Os teólogos medievais seguiram neste mesmo diapasão de Agostino
de Hipona. Duns Scotus (1265-1308) afirma que “sacramento é um sinal sensível, ordenado
para a salvação do ser humano itinerante, representando eficazmente, por instituição
divina, a graça de Deus”. Segundo Tomás de Aquino, na terceira parte da Suma
teológica (60.2), sacramento “é o sinal de uma realidade sagrada enquanto
santifica os homens”. O Concílio de Trento declarou que os sacramentos “contêm
a graça que eles representam e conferem essa graça àqueles que não colocam obstáculo
a isso”.
Os reformadores magistrais discordaram do conceito sacramental
da Idade Média ensinada pela Igreja Católica. Martinho Lutero descartou de imediato
quatro dos sete sacramentos medievais – a confirmação, a unção de enfermos, a ordem
e o matrimônio – em sua obra Do cativeiro babilônico da igreja, publicada em 1520.

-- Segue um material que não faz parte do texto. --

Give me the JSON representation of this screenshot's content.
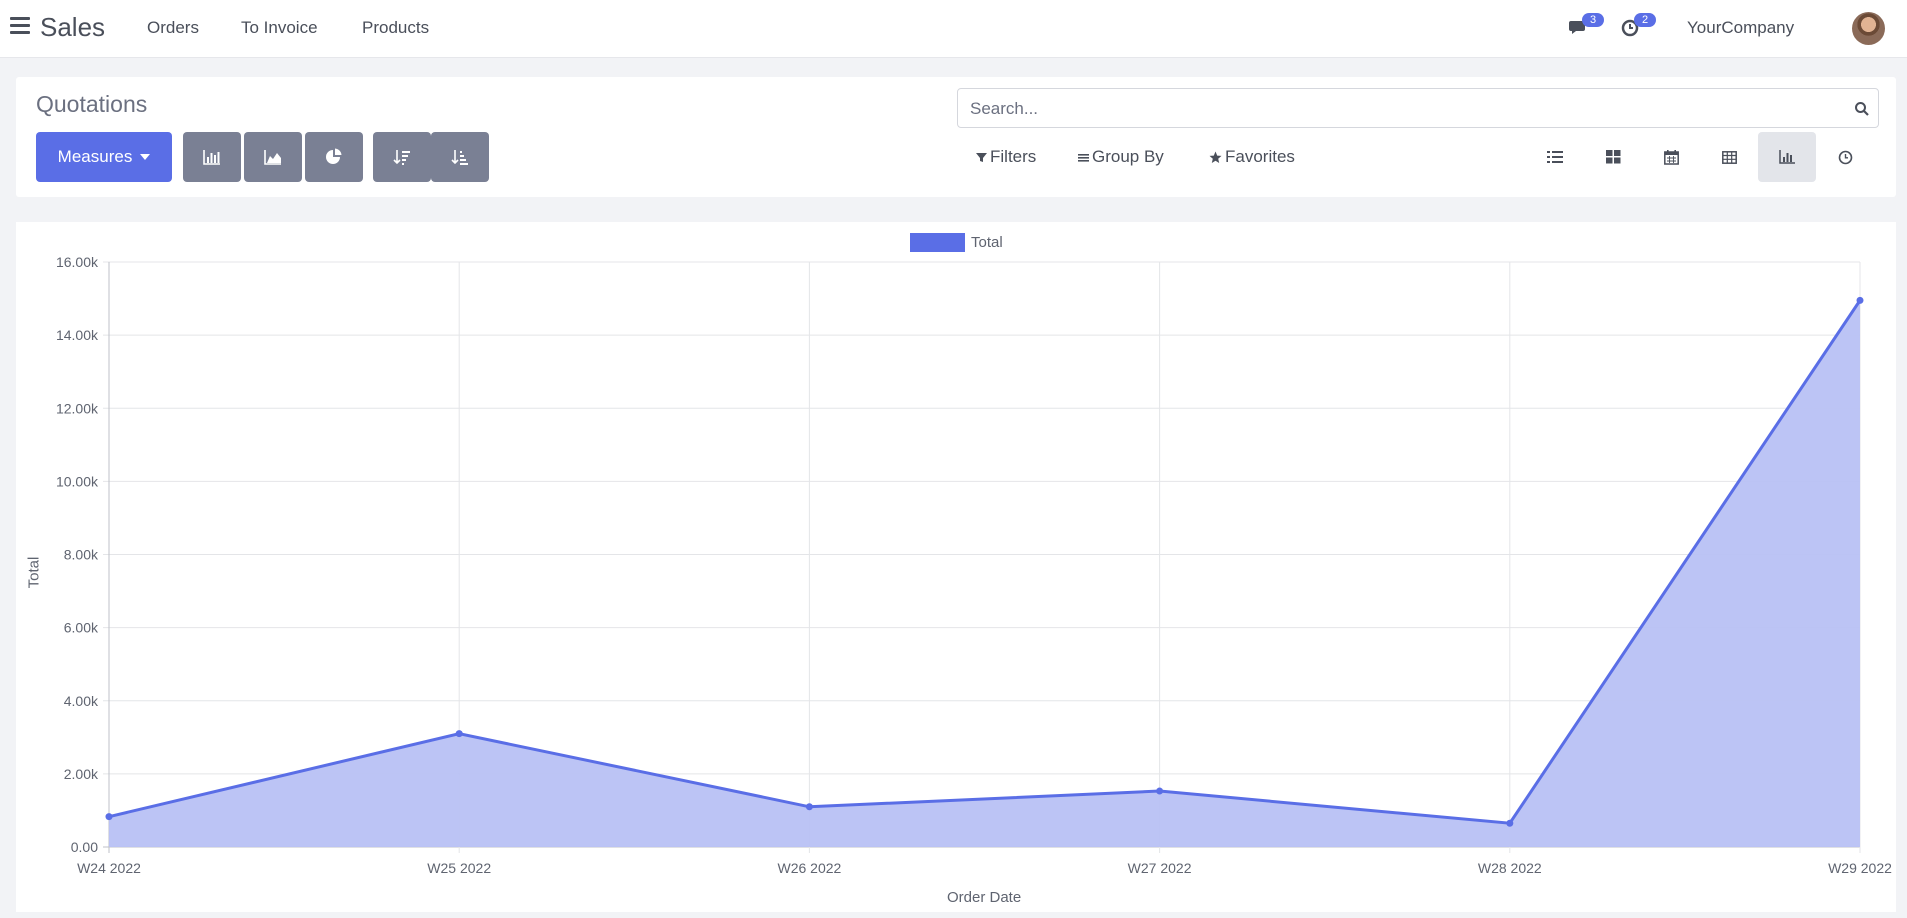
{
  "navbar": {
    "app_title": "Sales",
    "links": [
      "Orders",
      "To Invoice",
      "Products"
    ],
    "messages_count": "3",
    "activities_count": "2",
    "company": "YourCompany"
  },
  "control_panel": {
    "breadcrumb": "Quotations",
    "measures_label": "Measures",
    "search_placeholder": "Search...",
    "filters_label": "Filters",
    "groupby_label": "Group By",
    "favorites_label": "Favorites"
  },
  "colors": {
    "accent": "#5a6ee6",
    "area_fill": "#b8c1f4"
  },
  "chart_data": {
    "type": "area",
    "categories": [
      "W24 2022",
      "W25 2022",
      "W26 2022",
      "W27 2022",
      "W28 2022",
      "W29 2022"
    ],
    "series": [
      {
        "name": "Total",
        "values": [
          830,
          3100,
          1100,
          1530,
          650,
          14950
        ]
      }
    ],
    "yticks": [
      "0.00",
      "2.00k",
      "4.00k",
      "6.00k",
      "8.00k",
      "10.00k",
      "12.00k",
      "14.00k",
      "16.00k"
    ],
    "ylim": [
      0,
      16000
    ],
    "xlabel": "Order Date",
    "ylabel": "Total",
    "legend_position": "top-center",
    "grid": true
  }
}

Depois, ele deixou de fora também a penitência. Segundo Lutero, para ser
reconhecido como um sacramento, um ato deve ter sido instituído pessoalmente
por Cristo nos evangelhos; nesse caso, apenas dois rituais, o batismo e a Ceia
do Senhor, preenchem esses requisitos. Ulrico Zuínglio dizia que o sentido
etimológico da palavra sacramentum indica um ato de iniciação ou juramento e
com isso negava que os sacramentos tenham qualquer poder para libertar a
consciência. Os reformadores rejeitaram o ex opere operato e não reconheceram a
eficácia salvífica dos sacramentos.
As ordenanças
A Reforma Protestante trouxe mudanças radicais na teologia que
culminaram na ruptura com a Igreja Católica. Havia necessidade de novas
terminologias nos rituais e nas liturgias. A maioria dos reformadores manteve a
nomenclatura tradicional “sacramento”, mas com conceituação diferente; porém,
grande número descartou a terminologia católica e adotou “ordenanças”. Além desse
conceito diferente e da nova terminologia, esses rituais foram reduzidos a dois:
o batismo e a Ceia do Senhor.
As ordenanças não produzem nenhuma mudança espiritual em
quem se submete ao batismo e participa da Ceia do Senhor. Mas isso não diminui
a sua importância. Antes, pelo contrário, são de grande valor. Esses rituais
são ordens de nosso Senhor Jesus Cristo, pois Ele mesmo pediu para ser batizado:
“Eu careço de ser batizado por ti, e vens tu a mim? Jesus, porém, respondendo, disse-lhe:
Deixa por agora, porque assim nos convém cumprir toda a justiça. Então, ele o
permitiu” (Mateus 3.14, 15). E também, por se tratar de um símbolo da nossa união
com Ele e, ao mesmo tempo, a confissão pública dessa união (Romanos 6.3-5). A
Ceia do Senhor é o memorial de Sua morte em nosso lugar (1 Coríntios 11.23-26),
razão pela qual nunca os crentes tratam essas coisas sagradas com leviandade.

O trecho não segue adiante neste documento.